„Die Verrohung der Gesellschaft hat einen jahrelangen Vorlauf.“

Wer töten will, ist kaum zu stoppen. Die NSU-Terroristen taten es ohne Drohungen, Ankündigungen, Bekennerschreiben. Die Leute, die seit einem Jahr Hunderte von Morddrohungen verschicken, gieren nach Aufmerksamkeit. Der Thüringer CDU-Spitzenkandidat Mike Mohring musste die Morddrohung gegen ihn nicht an die große Glocke hängen. Er tat es mit Bedacht, demonstrativ, unter dem Eindruck des Anschlages von Halle und aus ähnlichen Motiven wie Andreas Hollstein, der Bürgermeister von Altena, Ende 2017: Um darauf aufmerksam zu machen, dass die Zahl der Hassnachrichten an Amtsträger steigt und um eine Solidarisierung mit ihnen zu erreichen.

Das Dilemma ist, dass es nur eine Wahl zwischen schlechten Alternativen gibt.
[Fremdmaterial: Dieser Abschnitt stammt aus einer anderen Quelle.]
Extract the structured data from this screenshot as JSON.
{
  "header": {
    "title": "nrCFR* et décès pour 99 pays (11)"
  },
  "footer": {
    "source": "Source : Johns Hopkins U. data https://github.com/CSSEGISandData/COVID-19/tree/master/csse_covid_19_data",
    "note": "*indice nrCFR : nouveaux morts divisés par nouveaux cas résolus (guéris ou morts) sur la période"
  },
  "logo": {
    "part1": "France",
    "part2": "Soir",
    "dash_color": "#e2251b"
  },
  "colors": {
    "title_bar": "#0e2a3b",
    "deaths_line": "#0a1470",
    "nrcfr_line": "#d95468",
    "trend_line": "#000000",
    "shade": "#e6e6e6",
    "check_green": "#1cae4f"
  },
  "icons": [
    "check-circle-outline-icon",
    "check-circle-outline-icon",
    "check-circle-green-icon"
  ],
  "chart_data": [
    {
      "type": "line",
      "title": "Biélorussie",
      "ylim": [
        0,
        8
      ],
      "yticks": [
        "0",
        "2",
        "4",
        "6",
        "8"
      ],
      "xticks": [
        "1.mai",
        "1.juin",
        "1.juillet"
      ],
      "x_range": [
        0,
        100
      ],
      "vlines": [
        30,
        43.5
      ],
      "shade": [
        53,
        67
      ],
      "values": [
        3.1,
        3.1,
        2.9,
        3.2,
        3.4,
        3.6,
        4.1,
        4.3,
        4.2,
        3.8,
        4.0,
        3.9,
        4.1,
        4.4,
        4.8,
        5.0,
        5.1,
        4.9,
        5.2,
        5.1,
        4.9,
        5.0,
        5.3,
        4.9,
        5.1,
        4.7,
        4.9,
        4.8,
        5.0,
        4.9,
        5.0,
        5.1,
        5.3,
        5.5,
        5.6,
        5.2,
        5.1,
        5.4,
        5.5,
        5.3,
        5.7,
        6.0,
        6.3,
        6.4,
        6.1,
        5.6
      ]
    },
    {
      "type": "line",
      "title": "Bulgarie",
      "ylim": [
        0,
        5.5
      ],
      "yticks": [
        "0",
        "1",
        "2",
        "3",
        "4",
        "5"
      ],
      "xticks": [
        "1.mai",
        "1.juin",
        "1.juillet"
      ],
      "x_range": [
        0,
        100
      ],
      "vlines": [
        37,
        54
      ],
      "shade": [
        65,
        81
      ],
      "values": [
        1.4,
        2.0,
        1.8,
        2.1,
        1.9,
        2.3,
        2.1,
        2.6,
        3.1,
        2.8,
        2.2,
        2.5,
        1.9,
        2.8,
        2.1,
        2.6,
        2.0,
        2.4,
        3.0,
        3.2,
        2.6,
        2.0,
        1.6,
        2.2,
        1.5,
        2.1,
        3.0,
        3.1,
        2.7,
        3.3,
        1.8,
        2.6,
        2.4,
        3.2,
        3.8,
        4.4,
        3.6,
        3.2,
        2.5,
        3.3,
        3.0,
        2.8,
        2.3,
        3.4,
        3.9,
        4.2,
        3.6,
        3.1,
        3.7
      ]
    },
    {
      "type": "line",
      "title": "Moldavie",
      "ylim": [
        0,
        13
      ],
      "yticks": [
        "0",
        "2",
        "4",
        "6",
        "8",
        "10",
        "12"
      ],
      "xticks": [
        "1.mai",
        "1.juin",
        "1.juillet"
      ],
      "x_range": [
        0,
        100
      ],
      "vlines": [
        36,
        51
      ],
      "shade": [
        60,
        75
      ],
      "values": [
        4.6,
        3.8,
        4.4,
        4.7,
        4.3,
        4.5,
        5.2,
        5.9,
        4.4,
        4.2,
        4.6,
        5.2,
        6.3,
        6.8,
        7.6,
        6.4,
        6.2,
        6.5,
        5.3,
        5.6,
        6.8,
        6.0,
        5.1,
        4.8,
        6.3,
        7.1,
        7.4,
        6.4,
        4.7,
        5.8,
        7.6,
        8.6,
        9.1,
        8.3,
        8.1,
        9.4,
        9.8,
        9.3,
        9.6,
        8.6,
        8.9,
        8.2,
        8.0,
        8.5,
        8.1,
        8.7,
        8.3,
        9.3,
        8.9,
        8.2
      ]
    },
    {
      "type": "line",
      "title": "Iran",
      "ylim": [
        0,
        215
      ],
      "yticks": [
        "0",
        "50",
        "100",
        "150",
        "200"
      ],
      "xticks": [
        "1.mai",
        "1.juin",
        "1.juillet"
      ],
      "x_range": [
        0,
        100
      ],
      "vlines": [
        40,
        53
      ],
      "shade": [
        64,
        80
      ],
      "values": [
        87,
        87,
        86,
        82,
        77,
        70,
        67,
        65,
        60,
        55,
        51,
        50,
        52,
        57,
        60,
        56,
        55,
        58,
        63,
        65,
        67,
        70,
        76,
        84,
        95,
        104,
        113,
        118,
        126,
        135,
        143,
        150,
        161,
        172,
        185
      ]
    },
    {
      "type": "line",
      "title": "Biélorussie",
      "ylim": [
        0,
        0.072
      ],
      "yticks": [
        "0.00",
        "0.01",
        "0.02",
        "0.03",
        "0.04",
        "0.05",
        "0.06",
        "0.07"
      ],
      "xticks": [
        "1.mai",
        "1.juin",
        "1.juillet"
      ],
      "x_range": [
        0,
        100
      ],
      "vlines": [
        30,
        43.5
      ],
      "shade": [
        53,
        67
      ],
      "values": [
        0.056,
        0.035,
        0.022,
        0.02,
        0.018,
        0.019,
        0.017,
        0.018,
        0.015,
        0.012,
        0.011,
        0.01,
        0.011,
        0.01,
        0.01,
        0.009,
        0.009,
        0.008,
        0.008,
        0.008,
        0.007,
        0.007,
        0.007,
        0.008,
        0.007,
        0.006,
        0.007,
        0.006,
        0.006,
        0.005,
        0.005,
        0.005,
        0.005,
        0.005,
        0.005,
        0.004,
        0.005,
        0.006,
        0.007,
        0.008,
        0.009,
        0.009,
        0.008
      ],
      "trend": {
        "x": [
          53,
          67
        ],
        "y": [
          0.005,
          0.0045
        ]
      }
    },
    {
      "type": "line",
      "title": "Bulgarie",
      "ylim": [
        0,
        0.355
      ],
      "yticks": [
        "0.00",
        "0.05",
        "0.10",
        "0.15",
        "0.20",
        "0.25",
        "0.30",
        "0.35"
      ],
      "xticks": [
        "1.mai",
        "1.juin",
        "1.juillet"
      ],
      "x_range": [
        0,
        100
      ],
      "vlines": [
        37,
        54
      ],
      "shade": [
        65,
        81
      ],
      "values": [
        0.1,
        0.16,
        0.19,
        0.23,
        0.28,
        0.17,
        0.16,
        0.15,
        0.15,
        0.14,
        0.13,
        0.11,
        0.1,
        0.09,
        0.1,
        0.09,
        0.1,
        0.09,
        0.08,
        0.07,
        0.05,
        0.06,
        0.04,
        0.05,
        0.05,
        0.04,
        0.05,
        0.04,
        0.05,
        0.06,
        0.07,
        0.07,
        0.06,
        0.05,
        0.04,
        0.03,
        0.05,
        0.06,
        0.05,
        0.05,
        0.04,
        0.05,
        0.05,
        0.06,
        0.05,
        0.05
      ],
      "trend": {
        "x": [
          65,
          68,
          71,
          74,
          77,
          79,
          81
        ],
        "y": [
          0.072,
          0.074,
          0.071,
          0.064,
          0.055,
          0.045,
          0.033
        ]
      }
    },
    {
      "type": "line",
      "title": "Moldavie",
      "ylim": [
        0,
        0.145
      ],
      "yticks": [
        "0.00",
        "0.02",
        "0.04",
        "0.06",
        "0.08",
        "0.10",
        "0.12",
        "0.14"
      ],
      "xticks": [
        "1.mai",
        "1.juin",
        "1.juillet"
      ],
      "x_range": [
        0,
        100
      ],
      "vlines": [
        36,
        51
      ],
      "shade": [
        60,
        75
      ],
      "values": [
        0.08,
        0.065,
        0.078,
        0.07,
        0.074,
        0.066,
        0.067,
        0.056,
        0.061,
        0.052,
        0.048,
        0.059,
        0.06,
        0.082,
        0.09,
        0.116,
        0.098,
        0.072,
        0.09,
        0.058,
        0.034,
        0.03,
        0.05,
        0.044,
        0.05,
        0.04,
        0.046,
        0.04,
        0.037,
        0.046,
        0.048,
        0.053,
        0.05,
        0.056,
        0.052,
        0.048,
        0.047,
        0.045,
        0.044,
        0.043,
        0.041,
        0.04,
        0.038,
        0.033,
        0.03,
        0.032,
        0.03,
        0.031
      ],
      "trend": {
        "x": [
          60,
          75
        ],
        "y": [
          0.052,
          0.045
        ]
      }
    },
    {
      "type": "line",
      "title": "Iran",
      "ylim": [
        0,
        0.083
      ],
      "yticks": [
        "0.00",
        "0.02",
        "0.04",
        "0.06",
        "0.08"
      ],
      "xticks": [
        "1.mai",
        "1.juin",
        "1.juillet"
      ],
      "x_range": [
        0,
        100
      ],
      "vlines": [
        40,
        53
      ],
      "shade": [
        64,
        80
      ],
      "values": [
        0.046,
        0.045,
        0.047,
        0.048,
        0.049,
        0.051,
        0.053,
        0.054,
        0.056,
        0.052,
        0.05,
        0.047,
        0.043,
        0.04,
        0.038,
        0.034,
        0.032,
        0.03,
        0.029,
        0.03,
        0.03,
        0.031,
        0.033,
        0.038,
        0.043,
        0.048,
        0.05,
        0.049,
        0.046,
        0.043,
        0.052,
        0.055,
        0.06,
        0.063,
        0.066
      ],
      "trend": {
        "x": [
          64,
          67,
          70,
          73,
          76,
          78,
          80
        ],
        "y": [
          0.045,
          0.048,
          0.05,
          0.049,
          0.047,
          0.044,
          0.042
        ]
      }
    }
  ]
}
Hasskommentare lassen sich nicht ignorieren, weil sich über das Internet und die sozialen Netzwerke leicht eine Gegenöffentlichkeit aufbauen lässt. Organisiertes Desinteresse ist keine realistische Option. Wer die Öffentlichkeit sucht, muss sich umgekehrt darüber im Klaren sein, dass er sich erwartungsgerecht verhält. Das „Staatsstreichorchester“, das Mohring geschrieben hat, wollte nicht nur ihn bedrohen, sondern zugleich viele andere Personen des öffentlichen Lebens einschüchtern.

Die Verrohung der Gesellschaft hat einen jahrelangen Vorlauf. Es ist offensichtlich, dass es 2015 einen Filmriss gab. „Pegida“ wurde Ende 2014 ins Leben gerufen, aber die Volksverhetzung erreichte erst im Zuge der Flüchtlingskrise ihren Höhepunkt. Längst haben sich die Zuzugszahlen normalisiert. Nur der Hass hat sich nicht gelegt. Das sollte uns alarmieren, zumal die Mehrheit der Migranten im Land bleiben wird und im Zuge der Syrienkrise noch mehr Leute kommen könnten.

Der Hauptfokus der Sicherheitsbehörden galt jahrelang dem Kampf gegen den Islamismus. Es ist höchste Zeit, die rechte Bedrohung ernster zu nehmen.